The deployment of a new service currently involves [a lot of manual steps](https://www.mediawiki.org/wiki/Services/Meetings/2015-03-19-Ops), most of them depending on operations. We should figure out a way to streamline this process, so that we
- can focus on really useful things like building really solid and secure services or improving instrumentation and monitoring, and
- move faster without compromising on security and robustness.
While these issues might be the most pressing for service deploys, there are issues with MediaWiki core deploys as well. We discussed general deployment system needs at http://etherpad.wikimedia.org/p/futureofdeployments.

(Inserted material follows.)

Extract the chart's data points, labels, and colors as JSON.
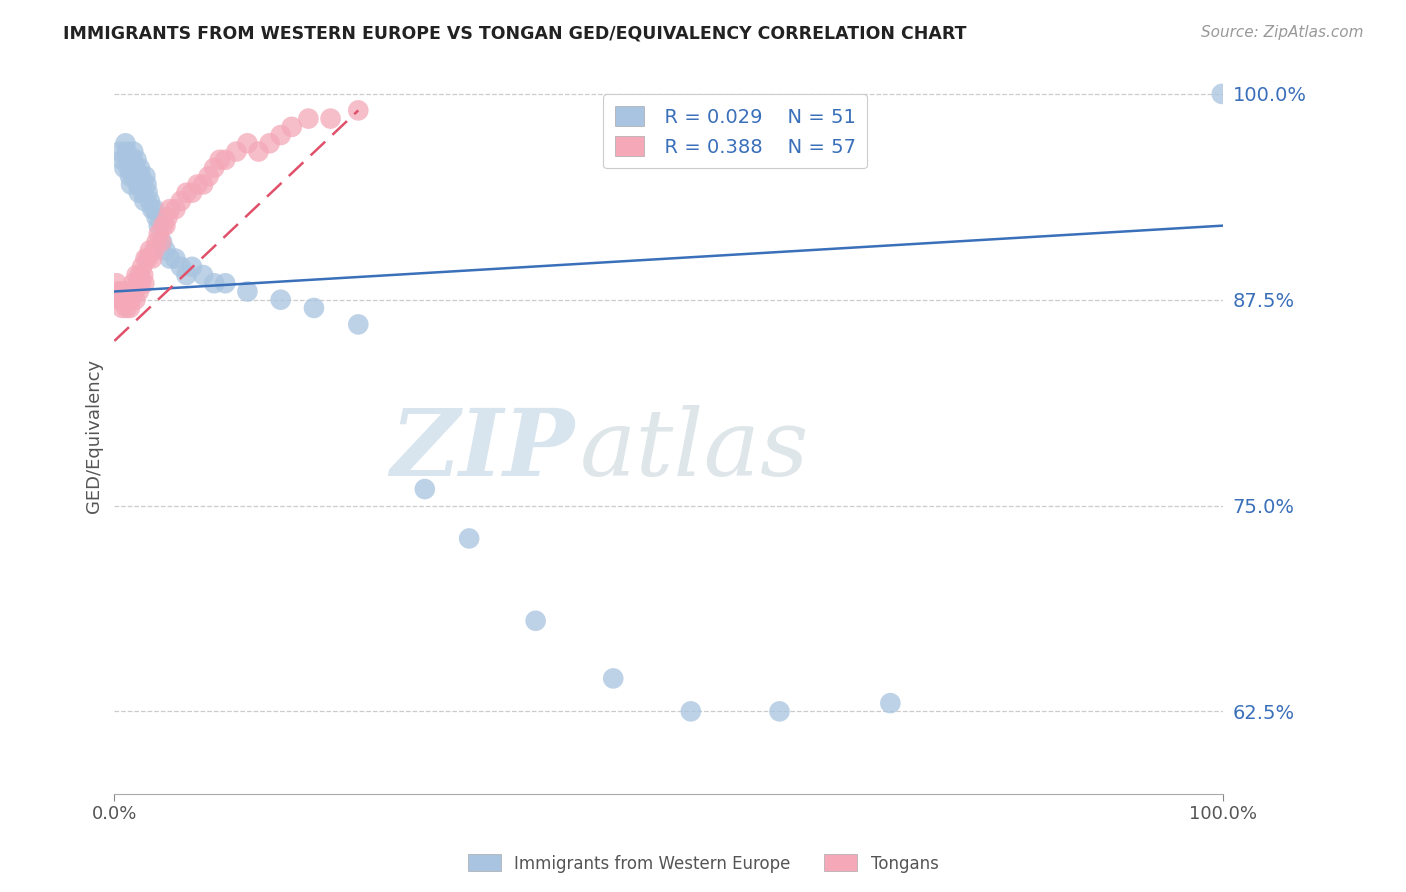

Some of the requirements identified in that meeting were:
- all teams are moving towards rolling deploys
- orchestrate pybal with upgrade (zero downtime), T73212
- check status & metrics before proceeding (canary) and automatically abort if checks fail
- integration with CI / staging
- what gets deployed to production is identical to what we tested on staging cluster, etc.
- minimum privilege operation
- should be easy to use for developers & scale down for small-scale development & testing
- integration with config management to cleanly orchestrate config changes with code changes
- allow developers to use proper config management without needing root
We also agreed that we need to prototype some possible solutions before we can make a decision. The options we consider are discussed in sub-tasks of this ticket.